Tasman Richardson, Kali Yuga

Dominique Sirois-Rouleau
Arsenal art contemporain, Montréal
Du 17 septembre 2019 au 20 mars 2020
Arsenal art contemporain, Montréal
Du 17 septembre 2019 au 20 mars 2020
En collaboration avec la commissaire Shauna Jean Doherty, Tasman Richardson présente à l’Arsenal art contemporain l’installation multimédias Kali Yuga. Titrée en référence au dernier cycle du monde hindou, l’œuvre s’apparente à un parcours au cœur de l’ego matérialiste où la mise en scène rigoureuse de l’espace diversifie les perspectives sur le soi et les médias comme présages d’une apocalypse à l’aube de l’éclosion.

D’entrée de jeu, l’écran circulaire de Going Gray projette, par un relais de moniteurs, le visage du spectateur. Le format typique du portrait diffuse une image grossière et granuleuse près des premières images satellites. Le télescopage historique et le décalage temporel du sujet et de sa représentation évoquent l’univers de la surveillance que Richardson accentue par une dépersonnalisation du soi. L’aplanissement du sujet dans l’image est d’ailleurs repris avec The Cave et Ouroboros. Ces seconde et dernière stations réitèrent la mise à distance de la réalité en la dénaturalisant par l’accumulation de projections et d’enregistrements ou en traduisant sa représentation par le son. La sensualité inquiétante de l’une s’oppose à l’approche plus distante et systématique de l’autre. Le point de vue partiellement obstrué de The Cave fait néanmoins écho aux caméras croisées de Ouroboros comme manière de convoquer le spectateur dans l’œuvre. En effet, ces dispositifs autoréférentiels laissent l’interprétation et la déambulation agir comme composantes intégrantes des procédés techniques.

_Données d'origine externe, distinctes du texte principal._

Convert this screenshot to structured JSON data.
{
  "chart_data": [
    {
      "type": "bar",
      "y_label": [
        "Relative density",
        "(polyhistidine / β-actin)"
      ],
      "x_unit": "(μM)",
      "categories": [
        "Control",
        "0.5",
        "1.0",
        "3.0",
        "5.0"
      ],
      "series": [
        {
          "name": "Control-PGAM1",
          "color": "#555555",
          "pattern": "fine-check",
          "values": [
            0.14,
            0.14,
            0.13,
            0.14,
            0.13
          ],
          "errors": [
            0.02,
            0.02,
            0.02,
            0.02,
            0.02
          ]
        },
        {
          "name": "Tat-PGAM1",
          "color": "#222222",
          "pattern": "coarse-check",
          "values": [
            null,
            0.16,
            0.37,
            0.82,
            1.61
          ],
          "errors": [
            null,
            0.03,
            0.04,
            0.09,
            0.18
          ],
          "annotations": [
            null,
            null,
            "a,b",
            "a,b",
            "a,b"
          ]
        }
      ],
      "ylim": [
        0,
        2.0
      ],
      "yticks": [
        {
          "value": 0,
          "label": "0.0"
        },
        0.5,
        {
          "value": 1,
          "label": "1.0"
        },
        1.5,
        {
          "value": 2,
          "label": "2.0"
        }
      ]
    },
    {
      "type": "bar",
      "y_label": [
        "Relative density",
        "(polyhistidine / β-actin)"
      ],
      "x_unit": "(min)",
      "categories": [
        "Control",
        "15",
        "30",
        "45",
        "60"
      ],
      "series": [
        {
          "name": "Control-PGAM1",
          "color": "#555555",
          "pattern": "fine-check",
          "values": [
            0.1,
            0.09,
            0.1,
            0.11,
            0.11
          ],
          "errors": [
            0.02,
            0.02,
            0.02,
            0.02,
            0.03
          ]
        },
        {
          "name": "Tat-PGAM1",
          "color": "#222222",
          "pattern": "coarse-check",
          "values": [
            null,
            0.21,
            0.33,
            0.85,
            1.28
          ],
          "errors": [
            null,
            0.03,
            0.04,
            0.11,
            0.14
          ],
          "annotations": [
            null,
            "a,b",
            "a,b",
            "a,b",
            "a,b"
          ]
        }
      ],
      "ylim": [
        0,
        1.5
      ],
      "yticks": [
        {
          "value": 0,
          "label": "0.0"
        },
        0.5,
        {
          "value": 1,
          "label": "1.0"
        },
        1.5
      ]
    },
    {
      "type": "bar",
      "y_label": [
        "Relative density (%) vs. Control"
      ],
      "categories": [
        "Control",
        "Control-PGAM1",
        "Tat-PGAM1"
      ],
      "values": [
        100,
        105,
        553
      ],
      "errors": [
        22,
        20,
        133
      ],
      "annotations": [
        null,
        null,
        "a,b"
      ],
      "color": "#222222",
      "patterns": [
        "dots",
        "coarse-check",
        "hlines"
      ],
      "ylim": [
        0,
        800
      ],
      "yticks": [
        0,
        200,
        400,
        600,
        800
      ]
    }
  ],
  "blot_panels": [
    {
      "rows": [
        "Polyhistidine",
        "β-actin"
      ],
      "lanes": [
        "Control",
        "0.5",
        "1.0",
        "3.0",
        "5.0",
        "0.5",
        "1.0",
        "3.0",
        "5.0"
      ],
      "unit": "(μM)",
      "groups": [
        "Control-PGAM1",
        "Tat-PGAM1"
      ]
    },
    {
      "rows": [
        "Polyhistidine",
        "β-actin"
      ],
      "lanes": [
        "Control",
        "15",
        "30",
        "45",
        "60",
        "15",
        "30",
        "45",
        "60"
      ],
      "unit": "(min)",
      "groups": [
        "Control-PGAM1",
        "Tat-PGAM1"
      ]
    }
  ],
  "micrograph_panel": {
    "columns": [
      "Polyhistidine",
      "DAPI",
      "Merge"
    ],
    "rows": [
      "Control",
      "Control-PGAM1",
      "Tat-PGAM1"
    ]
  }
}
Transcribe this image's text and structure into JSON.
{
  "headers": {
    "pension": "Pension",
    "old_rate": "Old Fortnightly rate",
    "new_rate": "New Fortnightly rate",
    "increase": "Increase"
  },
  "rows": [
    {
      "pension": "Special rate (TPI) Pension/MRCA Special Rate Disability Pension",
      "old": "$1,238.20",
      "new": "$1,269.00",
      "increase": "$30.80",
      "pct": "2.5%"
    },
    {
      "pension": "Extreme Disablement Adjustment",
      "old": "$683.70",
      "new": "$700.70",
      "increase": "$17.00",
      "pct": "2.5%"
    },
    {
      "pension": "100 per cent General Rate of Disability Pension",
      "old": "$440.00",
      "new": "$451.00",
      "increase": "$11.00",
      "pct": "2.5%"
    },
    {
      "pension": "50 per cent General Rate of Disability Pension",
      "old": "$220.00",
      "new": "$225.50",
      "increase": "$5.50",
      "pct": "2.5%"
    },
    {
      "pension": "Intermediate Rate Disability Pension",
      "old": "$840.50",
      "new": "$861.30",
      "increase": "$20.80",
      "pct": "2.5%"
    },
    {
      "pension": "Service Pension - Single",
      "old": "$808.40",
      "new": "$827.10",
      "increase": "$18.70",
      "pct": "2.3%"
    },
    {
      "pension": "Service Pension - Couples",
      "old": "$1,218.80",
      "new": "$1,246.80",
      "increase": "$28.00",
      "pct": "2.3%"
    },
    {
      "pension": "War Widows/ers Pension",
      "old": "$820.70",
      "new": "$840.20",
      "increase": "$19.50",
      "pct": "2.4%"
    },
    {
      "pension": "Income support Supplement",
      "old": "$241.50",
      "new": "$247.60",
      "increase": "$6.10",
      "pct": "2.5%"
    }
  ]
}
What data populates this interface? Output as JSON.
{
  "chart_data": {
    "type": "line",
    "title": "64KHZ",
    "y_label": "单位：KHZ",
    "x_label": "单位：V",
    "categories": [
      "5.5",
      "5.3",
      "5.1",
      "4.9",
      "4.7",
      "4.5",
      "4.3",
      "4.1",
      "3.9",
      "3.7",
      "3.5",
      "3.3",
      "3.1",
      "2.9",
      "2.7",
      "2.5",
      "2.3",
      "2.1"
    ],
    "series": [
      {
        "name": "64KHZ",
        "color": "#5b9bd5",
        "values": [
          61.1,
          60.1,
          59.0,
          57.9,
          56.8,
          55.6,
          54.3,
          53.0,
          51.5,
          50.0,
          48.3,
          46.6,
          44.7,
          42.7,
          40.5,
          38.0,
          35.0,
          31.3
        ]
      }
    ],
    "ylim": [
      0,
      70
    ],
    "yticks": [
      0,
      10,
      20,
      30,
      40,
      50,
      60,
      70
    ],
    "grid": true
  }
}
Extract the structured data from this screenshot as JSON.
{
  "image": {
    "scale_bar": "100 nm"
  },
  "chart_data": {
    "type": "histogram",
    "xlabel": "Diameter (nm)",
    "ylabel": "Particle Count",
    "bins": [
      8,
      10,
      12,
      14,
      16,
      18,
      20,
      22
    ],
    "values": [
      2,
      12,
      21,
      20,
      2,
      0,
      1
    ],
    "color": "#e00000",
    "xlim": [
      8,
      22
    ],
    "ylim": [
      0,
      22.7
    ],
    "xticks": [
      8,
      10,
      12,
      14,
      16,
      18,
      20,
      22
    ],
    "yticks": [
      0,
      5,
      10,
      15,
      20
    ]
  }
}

La longue et fine tour de Sands Stand Still se dresse au cœur de l’installation tel un sablier où les grains sont remplacés par des effets statiques sur un écran noir et blanc. Évoquant parfois des constellations d’étoiles, ces pulsions électriques varient leurs styles de formation avec rythme et marquent à chaque changement la fuite du présent. L’évanescence du temps se matérialise ainsi dans toute sa fugacité. Fire and Theft observe cette constante mobilité du temps captant la révolution solaire au moyen de caméras web installées en divers lieux publics. La disposition circulaire des écrans déploie la succession du jour et de la nuit sur une ligne d’horizon encerclant le spectateur de sorte que l’inéluctable course du soleil s’affirme comme seule constante d’un monde agité par sa propre existence. L’effet de surveillance des caméras induit une distance sensible d’avec l’humanité que Sphere of Influence, Circle of Protection désactive en empruntant justement le même dispositif. Les écrans encerclent le spectateur d’extraits de collision de voitures dont l’impact est remplacé par un puissant flash. Amplifiée par les éclats de miroirs disposés en cercle au sol, la lumière éblouissante retourne le trauma vers le spectateur qui, dès qu’il poursuit la scène dans son esprit, n’est plus seulement un témoin. Ces deux espaces panoramiques agissent aux opposés du spectre de la représentation et de la réception, mais s’amalgament cependant dans l’expression de l’ordre naturel, de la vie à la mort.

Suspendu en fin de parcours, un téléviseur diffuse une image brouillée et force, comme ultime présomption d’une conclusion imminente, un regard rétrospectif sur l’image. Le sombre circuit de Kali Yuga met en lumière la réciprocité nécessaire et parfois décalée du sujet à sa représentation. Les images anonymes exultent l’expression d’un soi qui se désincarne à chaque apparition. Tandis que l’identité se dissout dans l’exacerbation de son univers, la présence signifiante du spectateur dans le dispositif artistique invite enfin à prendre acte de l’impermanence de sa trace.